Current large language model (LLM) agent workflow systems rely on predefined templates and shallow matching, limiting their ability to capture deep semantic relationships and generalize effectively. This work proposes GraphFlow, a novel framework that introduces a unified graph structure—wGraph—as a shared workflow substrate, enabling adaptive, semantics- and constraint-aware dynamic workflow generation. To enhance inference efficiency, GraphFlow incorporates a structure-aware key-value (KV) cache management mechanism. Through the synergistic optimization of graph representation learning, dynamic workflow instantiation, and structured caching, GraphFlow achieves an average performance gain of 4.95 percentage points across five benchmark datasets while reducing memory consumption by approximately fourfold.

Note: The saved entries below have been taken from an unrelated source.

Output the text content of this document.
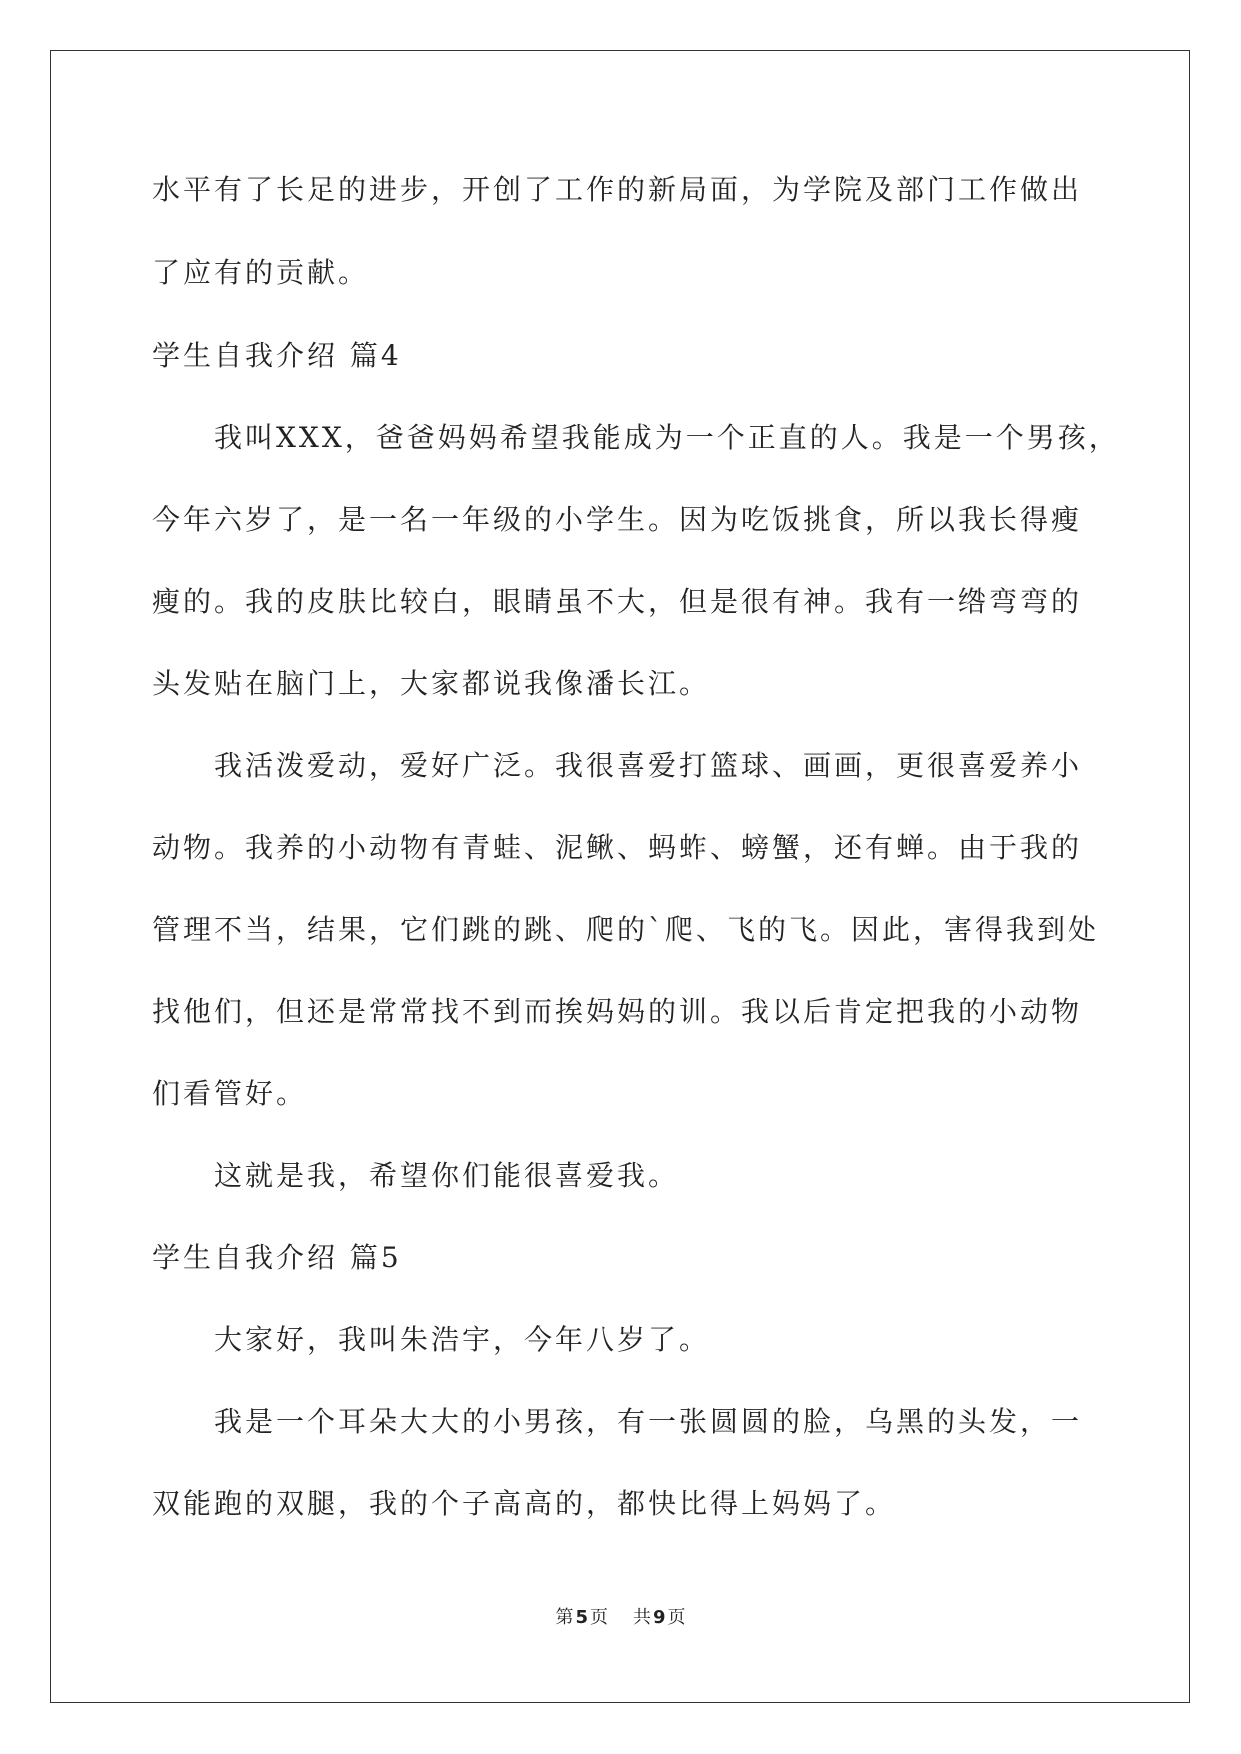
水平有了长足的进步，开创了工作的新局面，为学院及部门工作做出
了应有的贡献。
学生自我介绍 篇4
我叫XXX，爸爸妈妈希望我能成为一个正直的人。我是一个男孩，
今年六岁了，是一名一年级的小学生。因为吃饭挑食，所以我长得瘦
瘦的。我的皮肤比较白，眼睛虽不大，但是很有神。我有一绺弯弯的
头发贴在脑门上，大家都说我像潘长江。
我活泼爱动，爱好广泛。我很喜爱打篮球、画画，更很喜爱养小
动物。我养的小动物有青蛙、泥鳅、蚂蚱、螃蟹，还有蝉。由于我的
管理不当，结果，它们跳的跳、爬的`爬、飞的飞。因此，害得我到处
找他们，但还是常常找不到而挨妈妈的训。我以后肯定把我的小动物
们看管好。
这就是我，希望你们能很喜爱我。
学生自我介绍 篇5
大家好，我叫朱浩宇，今年八岁了。
我是一个耳朵大大的小男孩，有一张圆圆的脸，乌黑的头发，一
双能跑的双腿，我的个子高高的，都快比得上妈妈了。
第 5 页 共 9 页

Large Language Model (LLM)-based agents demonstrate strong reasoning and execution capabilities on complex tasks when guided by structured instructions, commonly referred to as workflows. However, existing workflow-assisted agent serving systems typically rely on predefined templates and shallow matching mechanisms, which limit their ability to capture deep semantic relationships and generalize to previously unseen tasks. To address these limitations, we propose a new workflow management paradigm that represents workflows using a unified graph, termed wGraph, where each node corresponds to an atomic operation. wGraph serves as a shared substrate from which task-specific workflows are dynamically instantiated. Building on wGraph primitives, we introduce GraphFlow, a system that efficiently integrates workflows into agent serving through two key designs. First, adaptive workflow generation dynamically constructs workflows from wGraph based on task semantics and constraint requirements. Second, workflow state management exploits wGraph structure to efficiently manage Key-Value (KV) caches, reducing redundant computation during agent serving. Extensive experiments across five benchmark datasets show that GraphFlow consistently outperforms state-of-the-art methods, yielding an average performance improvement of approximately 4.95 percentage points, while achieving an approximately 4$\times$ reduction in memory footprint.